With respect to timing of the infection, numerous studies have identified the 2nd trimester of pregnancy as the critical period for exposure to influenza and other viral infections, leading to increased schizophrenia (Torrey et al., 1988, O’Callaghan et al., 1994, Suvisaari et al., 1999, Brown et al., 2000, Ebert and Kotler, 2005). However, the most pronounced association of rubella infection with schizophrenia spectrum disorders was found with 1st trimester exposure (Brown and Susser, 2002). Moreover, a recent study confirming presence of influenza antibodies in archived maternal serum has described increased schizophrenia risk with exposure during the 1st third to half of pregnancy (Brown et al., 2004), while another recent study has associated increased schizophrenia with bacterial infection during the 1st trimester (Sørensen et al., 2009). Thus it appears that animal modeling of both viral and bacterial infection during the equivalent of the 1st and 2nd trimesters of human pregnancy may be relevant to the pathophysiology of schizophrenia.

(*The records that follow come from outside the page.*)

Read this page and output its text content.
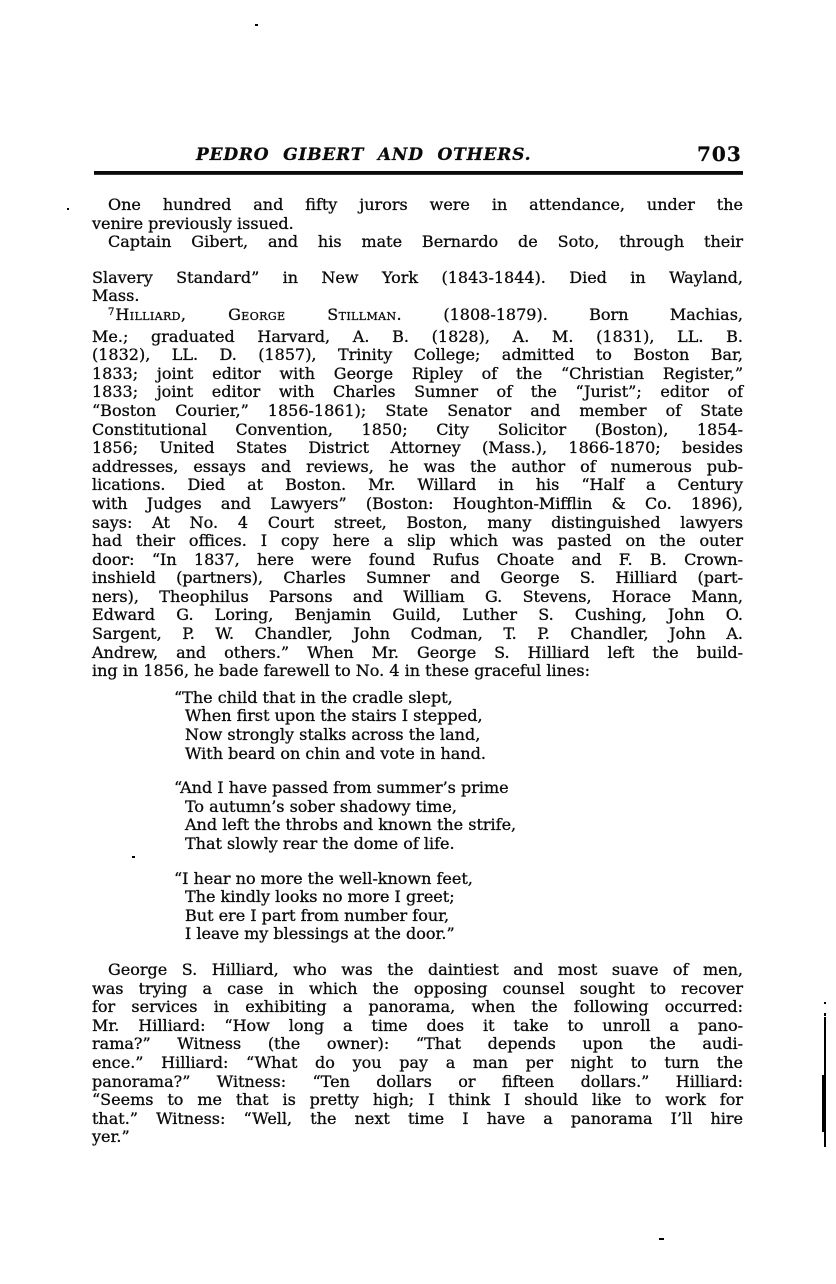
PEDRO GIBERT AND OTHERS.	703
One hundred and fifty jurors were in attendance, under the
venire previously issued.
Captain Gibert, and his mate Bernardo de Soto, through their
Slavery Standard” in New York (1843-1844). Died in Wayland,
Mass.
$^7$Hilliard, George Stillman.	(1808-1879). Born Machias,
Me.; graduated Harvard, A. B. (1828), A. M. (1831), LL. B.
(1832), LL. D. (1857), Trinity College; admitted to Boston Bar,
1833; joint editor with George Ripley of the “Christian Register,”
1833; joint editor with Charles Sumner of the “Jurist”; editor of
“Boston Courier,” 1856-1861); State Senator and member of State
Constitutional Convention, 1850; City Solicitor (Boston), 1854-
1856; United States District Attorney (Mass.), 1866-1870; besides
addresses, essays and reviews, he was the author of numerous pub-
lications. Died at Boston. Mr. Willard in his “Half a Century
with Judges and Lawyers” (Boston: Houghton-Mifflin & Co. 1896),
says: At No. 4 Court street, Boston, many distinguished lawyers
had their offices. I copy here a slip which was pasted on the outer
door: “In 1837, here were found Rufus Choate and F. B. Crown-
inshield (partners), Charles Sumner and George S. Hilliard (part-
ners), Theophilus Parsons and William G. Stevens, Horace Mann,
Edward G. Loring, Benjamin Guild, Luther S. Cushing, John O.
Sargent, P. W. Chandler, John Codman, T. P. Chandler, John A.
Andrew, and others.” When Mr. George S. Hilliard left the build-
ing in 1856, he bade farewell to No. 4 in these graceful lines:
“The child that in the cradle slept,
When first upon the stairs I stepped,
Now strongly stalks across the land,
With beard on chin and vote in hand.
“And I have passed from summer’s prime
To autumn’s sober shadowy time,
And left the throbs and known the strife,
That slowly rear the dome of life.
“I hear no more the well-known feet,
The kindly looks no more I greet;
But ere I part from number four,
I leave my blessings at the door.”
George S. Hilliard, who was the daintiest and most suave of men,
was trying a case in which the opposing counsel sought to recover
for services in exhibiting a panorama, when the following occurred:
Mr. Hilliard: “How long a time does it take to unroll a pano-
rama?” Witness (the owner): “That depends upon the audi-
ence.” Hilliard: “What do you pay a man per night to turn the
panorama?” Witness: “Ten dollars or fifteen dollars.” Hilliard:
“Seems to me that is pretty high; I think I should like to work for
that.” Witness: “Well, the next time I have a panorama I’ll hire
yer.”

Evidence implicating a role for prenatal infection in the etiology of autism is much less extensive. Two larger studies have reported increased incidence of autism following congenital rubella or maternal viral infection during pregnancy (Chess, 1977, Wilkerson et al., 2002), however, the trimester of increased vulnerability was not identified. Beyond this, several case reports have linked autism to prenatal exposure to various viruses, such as cytomegalovirus (Ciaranello and Ciaranello, 1995, Libbey et al., 2005). Increased risk for cerebral palsy has most often been associated with chorioamnionitis (i.e. intra-uterine infection), although there is some evidence that extra-uterine maternal infections during pregnancy may also play a role (Murphy et al., 1995, Clark et al., 2008). Meta-analysis has indicated a significant association between chorioamnionitis and cerebral palsy for both preterm and term infants (Wu and Colford, 2000, Wu, 2002).